Australian exploration and mining firm, Zambezi Resources, defended its mining project in a national park in Zambia Tuesday, saying it will be the “cleanest, greenest and safest copper mine ever built.”

The Australian firm has been given a go-ahead by the Zambian government for its 494-million-U.S dollar open-cast project in Lower Zambezi National Park, situated southeast of Lusaka, capital of Zambia, despite resistance from environmental lobby groups.

Last month, the Zambian government overturned a decision by the country’s environmental regulator, the Zambia Environmental Management Authority (ZEMA), which rejected the project on grounds that it may have negative environmental implications on the park.

Over 100 environmental lobby groups have since filed with the court an injunction request to have the project halted.

But David Vilensky, Zambezi Resources’s chairman, said the company would not do anything that may jeopardize the park’s environment and the company will work with local people and environmentalists to ensure the conservation of the park.

“Zambezi Resources is a responsible Australian company and understands the importance of conserving the environment, particularly in a sensitive area such as the Lower Zambezi National Park. We share the concerns of those who have so vocally expressed their opposition to the project,” he said in a statement emailed to Xinhua.
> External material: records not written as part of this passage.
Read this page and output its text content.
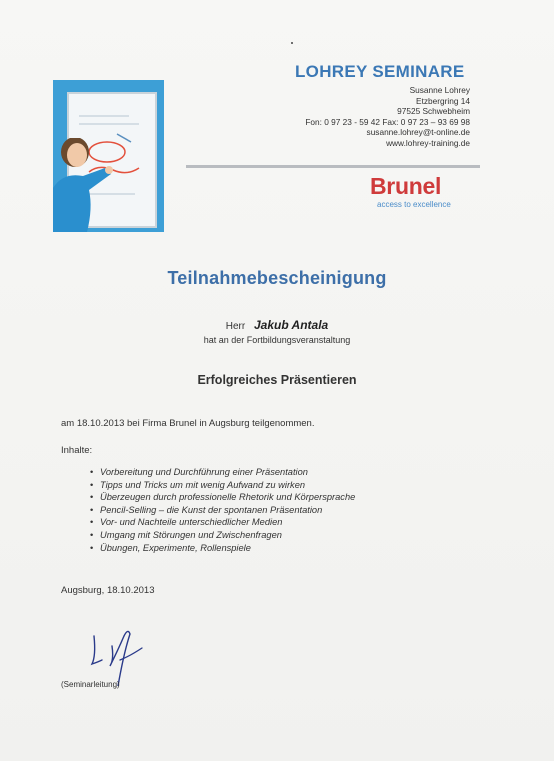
LOHREY SEMINARE
Susanne Lohrey
Etzbergring 14
97525 Schwebheim
Fon: 0 97 23 - 59 42 Fax: 0 97 23 – 93 69 98
susanne.lohrey@t-online.de
www.lohrey-training.de
Brunel
access to excellence
Teilnahmebescheinigung
Herr Jakub Antala
hat an der Fortbildungsveranstaltung
Erfolgreiches Präsentieren
am 18.10.2013 bei Firma Brunel in Augsburg teilgenommen.
Inhalte:
• Vorbereitung und Durchführung einer Präsentation
• Tipps und Tricks um mit wenig Aufwand zu wirken
• Überzeugen durch professionelle Rhetorik und Körpersprache
• Pencil-Selling – die Kunst der spontanen Präsentation
• Vor- und Nachteile unterschiedlicher Medien
• Umgang mit Störungen und Zwischenfragen
• Übungen, Experimente, Rollenspiele
Augsburg, 18.10.2013
(Seminarleitung)
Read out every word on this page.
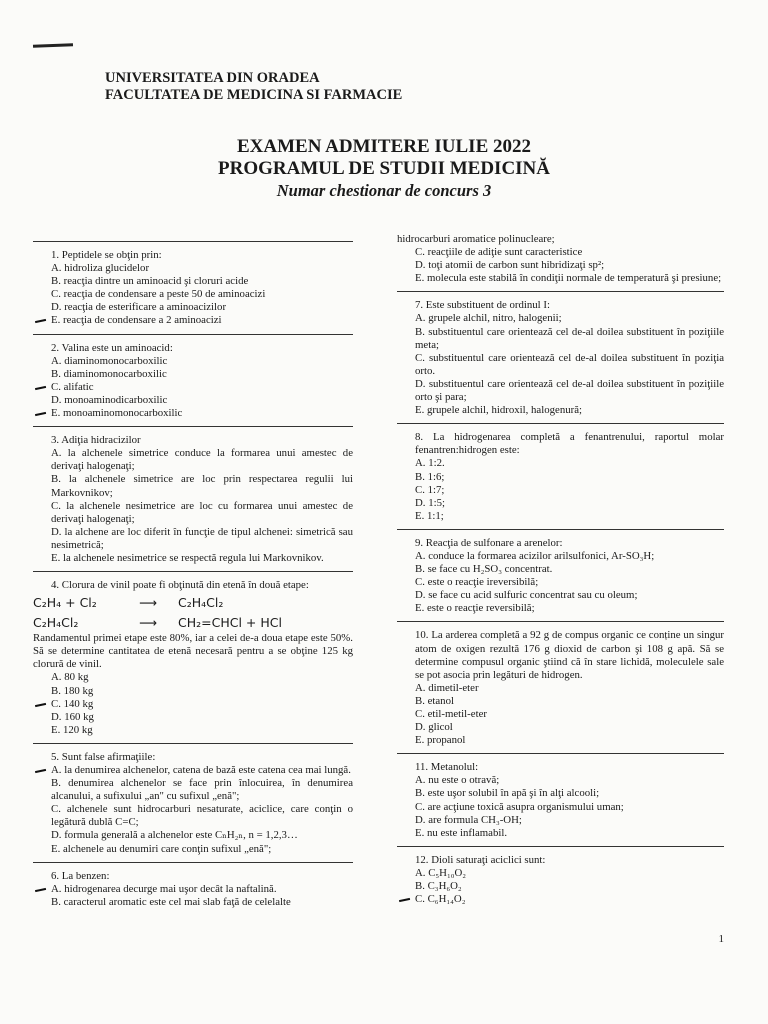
UNIVERSITATEA DIN ORADEA
FACULTATEA DE MEDICINA SI FARMACIE
EXAMEN ADMITERE IULIE 2022
PROGRAMUL DE STUDII MEDICINĂ
Numar chestionar de concurs 3
1. Peptidele se obţin prin:
A. hidroliza glucidelor
B. reacţia dintre un aminoacid şi cloruri acide
C. reacţia de condensare a peste 50 de aminoacizi
D. reacţia de esterificare a aminoacizilor
E. reacţia de condensare a 2 aminoacizi
2. Valina este un aminoacid:
A. diaminomonocarboxilic
B. diaminomonocarboxilic
C. alifatic
D. monoaminodicarboxilic
E. monoaminomonocarboxilic
3. Adiţia hidracizilor
A. la alchenele simetrice conduce la formarea unui amestec de derivaţi halogenaţi;
B. la alchenele simetrice are loc prin respectarea regulii lui Markovnikov;
C. la alchenele nesimetrice are loc cu formarea unui amestec de derivaţi halogenaţi;
D. la alchene are loc diferit în funcţie de tipul alchenei: simetrică sau nesimetrică;
E. la alchenele nesimetrice se respectă regula lui Markovnikov.
4. Clorura de vinil poate fi obţinută din etenă în două etape:
C₂H₄ + Cl₂	⟶	C₂H₄Cl₂
C₂H₄Cl₂	⟶	CH₂=CHCl + HCl
Randamentul primei etape este 80%, iar a celei de-a doua etape este 50%. Să se determine cantitatea de etenă necesară pentru a se obţine 125 kg clorură de vinil.
A. 80 kg
B. 180 kg
C. 140 kg
D. 160 kg
E. 120 kg
5. Sunt false afirmaţiile:
A. la denumirea alchenelor, catena de bază este catena cea mai lungă.
B. denumirea alchenelor se face prin înlocuirea, în denumirea alcanului, a sufixului „an" cu sufixul „enă";
C. alchenele sunt hidrocarburi nesaturate, aciclice, care conţin o legătură dublă C=C;
D. formula generală a alchenelor este CₙH₂ₙ, n = 1,2,3…
E. alchenele au denumiri care conţin sufixul „enă";
6. La benzen:
A. hidrogenarea decurge mai uşor decât la naftalină.
B. caracterul aromatic este cel mai slab faţă de celelalte
hidrocarburi aromatice polinucleare;
C. reacţiile de adiţie sunt caracteristice
D. toţi atomii de carbon sunt hibridizaţi sp²;
E. molecula este stabilă în condiţii normale de temperatură şi presiune;
7. Este substituent de ordinul I:
A. grupele alchil, nitro, halogenii;
B. substituentul care orientează cel de-al doilea substituent în poziţiile meta;
C. substituentul care orientează cel de-al doilea substituent în poziţia orto.
D. substituentul care orientează cel de-al doilea substituent în poziţiile orto şi para;
E. grupele alchil, hidroxil, halogenură;
8. La hidrogenarea completă a fenantrenului, raportul molar fenantren:hidrogen este:
A. 1:2.
B. 1:6;
C. 1:7;
D. 1:5;
E. 1:1;
9. Reacţia de sulfonare a arenelor:
A. conduce la formarea acizilor arilsulfonici, Ar-SO₃H;
B. se face cu H₂SO₃ concentrat.
C. este o reacţie ireversibilă;
D. se face cu acid sulfuric concentrat sau cu oleum;
E. este o reacţie reversibilă;
10. La arderea completă a 92 g de compus organic ce conține un singur atom de oxigen rezultă 176 g dioxid de carbon şi 108 g apă. Să se determine compusul organic ştiind că în stare lichidă, moleculele sale se pot asocia prin legături de hidrogen.
A. dimetil-eter
B. etanol
C. etil-metil-eter
D. glicol
E. propanol
11. Metanolul:
A. nu este o otravă;
B. este uşor solubil în apă şi în alţi alcooli;
C. are acţiune toxică asupra organismului uman;
D. are formula CH₃-OH;
E. nu este inflamabil.
12. Dioli saturaţi aciclici sunt:
A. C₅H₁₀O₂
B. C₃H₆O₂
C. C₆H₁₄O₂
1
“For this reason, we are keen to engage with local environmentalists to ensure we can achieve a win-win situation: bringing jobs and prosperity to local communities while protecting, and indeed enhancing, the flora and fauna of the area,” he added.


The project, he said, will create an initial 500 jobs for people living in the surrounding area, adding that traditional leaders in the area have backed the project.


“The construction and development of the mine is subject to strict conditions issued by ZEMA to ensure total compliance with the objectives of the Environment Management Act of 2011, which will be monitored and supervised by ZEMA,” he said.


Of the 4,092 square km covered by the Lower Zambezi National Park, less than 6 percent, or 245 square km, is under the mining license, said the statement.


The statement also claimed that the mine site lies in remote and inaccessible part of the park.


The Australian Stock Exchange-listed company has so far spent 60 million dollars on its mining project in Zambia.